D’ailleurs, l’une des premières
occurrences écrites du terme rapière est anglaise : dans un texte datant
de 1503-1504, écrit sous la forme Rappyer. Cela nous conduit aux nombreuses
pistes étymologiques sur ce mot aux origines incertaines. Voici quelques-unes
des hypothèses récurrentes (il y en a peut-être d’autres) :
-
Hypothèses sur une origine espagnole :
o
Soit dérivé d’espada ropera, ce qui peut se
traduire par épée de robe ou d’habits. Ce serait donc l’épée que l’on portait
avec une tenue civile. La première occurrence de ce terme date du XVe siècle, dans
un texte de 1468, et la seconde de 1503.
o
Soit dérivé du mot raspar, signifiant racler,
rayer ou encore gratter.
-
Hypothèses sur une origine française :
o
Le mot serait dérivé de la râpe, car la
poignée de cette épée ressemblerait à une râpe.
o
Le terme pourrait être dérivé du grec rapizein ,
qui signifie frapper.
o
En France le mot apparaît la première fois en
1474 sous la forme « espee rapiere », (donc très proche de la forme espada
ropera citée précédemment).
-
Hypothèse sur une origine purement
germanique :
o
Dérivé plus précisément d‘un mot d’argot ayant
pour sens l’action de râper ou de frapper.

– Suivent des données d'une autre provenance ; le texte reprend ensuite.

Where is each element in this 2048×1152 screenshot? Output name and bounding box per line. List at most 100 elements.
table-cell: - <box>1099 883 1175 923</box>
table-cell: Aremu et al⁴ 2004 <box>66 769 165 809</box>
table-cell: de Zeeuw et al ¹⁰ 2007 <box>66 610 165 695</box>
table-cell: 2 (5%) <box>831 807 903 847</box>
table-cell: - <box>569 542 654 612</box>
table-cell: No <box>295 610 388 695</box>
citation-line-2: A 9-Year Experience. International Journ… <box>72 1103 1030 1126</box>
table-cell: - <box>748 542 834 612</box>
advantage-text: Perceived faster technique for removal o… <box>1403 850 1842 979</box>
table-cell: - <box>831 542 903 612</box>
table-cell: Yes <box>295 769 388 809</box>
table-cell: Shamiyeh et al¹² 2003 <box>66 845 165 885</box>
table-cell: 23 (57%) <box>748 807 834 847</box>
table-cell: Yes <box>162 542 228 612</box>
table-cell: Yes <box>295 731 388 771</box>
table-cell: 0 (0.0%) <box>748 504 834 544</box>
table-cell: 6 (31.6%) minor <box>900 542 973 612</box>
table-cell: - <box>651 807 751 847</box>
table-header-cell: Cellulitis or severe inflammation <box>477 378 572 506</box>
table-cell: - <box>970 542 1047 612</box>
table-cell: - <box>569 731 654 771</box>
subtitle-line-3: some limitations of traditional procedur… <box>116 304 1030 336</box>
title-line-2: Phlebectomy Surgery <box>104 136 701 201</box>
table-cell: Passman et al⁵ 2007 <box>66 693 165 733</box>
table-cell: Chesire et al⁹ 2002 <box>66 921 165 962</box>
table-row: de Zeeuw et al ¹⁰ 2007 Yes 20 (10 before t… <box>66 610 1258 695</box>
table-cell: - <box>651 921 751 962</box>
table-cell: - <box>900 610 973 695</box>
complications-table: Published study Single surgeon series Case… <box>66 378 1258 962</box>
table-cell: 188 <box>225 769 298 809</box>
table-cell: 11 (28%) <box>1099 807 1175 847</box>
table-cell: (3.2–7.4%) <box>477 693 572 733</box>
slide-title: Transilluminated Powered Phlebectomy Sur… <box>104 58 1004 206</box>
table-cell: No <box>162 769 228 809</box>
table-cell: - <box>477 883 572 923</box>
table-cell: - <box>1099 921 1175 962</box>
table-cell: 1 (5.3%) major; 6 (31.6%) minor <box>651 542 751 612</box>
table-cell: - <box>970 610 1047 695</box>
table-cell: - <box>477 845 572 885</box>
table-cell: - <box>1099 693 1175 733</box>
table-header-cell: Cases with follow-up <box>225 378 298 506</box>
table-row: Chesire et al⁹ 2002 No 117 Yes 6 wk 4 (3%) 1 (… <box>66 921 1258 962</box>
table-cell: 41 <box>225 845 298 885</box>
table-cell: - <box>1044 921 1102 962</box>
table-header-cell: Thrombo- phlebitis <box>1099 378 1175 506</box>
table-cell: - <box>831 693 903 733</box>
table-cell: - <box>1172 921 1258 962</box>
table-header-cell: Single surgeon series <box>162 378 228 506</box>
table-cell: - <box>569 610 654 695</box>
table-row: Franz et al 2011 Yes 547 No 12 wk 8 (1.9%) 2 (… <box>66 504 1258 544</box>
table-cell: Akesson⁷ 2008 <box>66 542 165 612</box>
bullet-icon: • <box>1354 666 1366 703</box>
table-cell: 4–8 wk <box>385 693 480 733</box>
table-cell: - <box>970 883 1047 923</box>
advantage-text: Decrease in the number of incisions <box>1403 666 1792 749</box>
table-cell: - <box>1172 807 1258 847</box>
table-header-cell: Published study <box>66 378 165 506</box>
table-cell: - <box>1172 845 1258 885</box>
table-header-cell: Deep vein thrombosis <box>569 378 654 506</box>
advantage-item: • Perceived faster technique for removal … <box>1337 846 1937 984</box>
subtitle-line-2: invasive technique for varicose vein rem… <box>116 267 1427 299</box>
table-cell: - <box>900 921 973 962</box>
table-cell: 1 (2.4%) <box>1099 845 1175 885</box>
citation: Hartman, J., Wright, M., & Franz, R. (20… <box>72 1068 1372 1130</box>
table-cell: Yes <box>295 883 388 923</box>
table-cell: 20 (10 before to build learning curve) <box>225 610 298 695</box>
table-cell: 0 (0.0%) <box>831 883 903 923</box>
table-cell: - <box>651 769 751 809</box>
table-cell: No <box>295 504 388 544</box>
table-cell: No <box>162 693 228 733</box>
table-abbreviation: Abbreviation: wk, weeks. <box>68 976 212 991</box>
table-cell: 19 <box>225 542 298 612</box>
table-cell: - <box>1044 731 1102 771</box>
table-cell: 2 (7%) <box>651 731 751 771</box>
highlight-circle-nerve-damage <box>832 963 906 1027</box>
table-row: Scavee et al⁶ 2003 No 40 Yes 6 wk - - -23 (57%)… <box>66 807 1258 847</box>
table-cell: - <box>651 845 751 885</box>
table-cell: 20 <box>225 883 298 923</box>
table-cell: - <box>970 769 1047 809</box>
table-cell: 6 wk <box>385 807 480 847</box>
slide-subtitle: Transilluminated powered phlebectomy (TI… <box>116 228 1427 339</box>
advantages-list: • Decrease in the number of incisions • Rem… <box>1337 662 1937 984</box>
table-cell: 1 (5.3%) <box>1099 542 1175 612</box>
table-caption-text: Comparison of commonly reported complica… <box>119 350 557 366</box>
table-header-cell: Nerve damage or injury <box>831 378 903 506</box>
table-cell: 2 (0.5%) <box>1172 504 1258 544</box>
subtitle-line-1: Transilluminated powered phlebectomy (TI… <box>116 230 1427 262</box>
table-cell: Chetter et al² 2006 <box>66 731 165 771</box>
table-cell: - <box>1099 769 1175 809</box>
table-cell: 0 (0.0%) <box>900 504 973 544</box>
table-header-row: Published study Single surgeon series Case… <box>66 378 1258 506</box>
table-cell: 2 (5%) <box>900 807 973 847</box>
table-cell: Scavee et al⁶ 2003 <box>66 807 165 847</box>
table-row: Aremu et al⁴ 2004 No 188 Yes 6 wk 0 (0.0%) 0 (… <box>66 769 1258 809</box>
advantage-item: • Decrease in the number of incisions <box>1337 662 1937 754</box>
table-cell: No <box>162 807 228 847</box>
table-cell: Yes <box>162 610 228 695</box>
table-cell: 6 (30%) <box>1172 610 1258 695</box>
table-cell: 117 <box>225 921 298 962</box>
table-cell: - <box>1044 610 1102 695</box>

Il est compliqué d’avoir une certitude
absolue quant à l’origine de ce mot. Néanmoins, dans The Rapier and Small
sword, A.V.B. Norman mets en avant la première hypothèse en s’appuyant sur un
ouvrage de 1532 (ou 1533), écrit par Giles Duwes, « An introductorie for to
lerne, to rede, to pronounce, and to speake Frenche trewly » définissant « la
rapiere » comme étant « the sapnish sword ». Cette définition fait
résonance à ladite « épée espagnole pratiquée à la manière des
italiens » de PH MAIR.
Un autre terme, utilisé par l’italien
Giacomo di Grassi est Striscia, qui renverrait
à l’aspect effilé de l’arme, ou au terme général Spada (épée en italien).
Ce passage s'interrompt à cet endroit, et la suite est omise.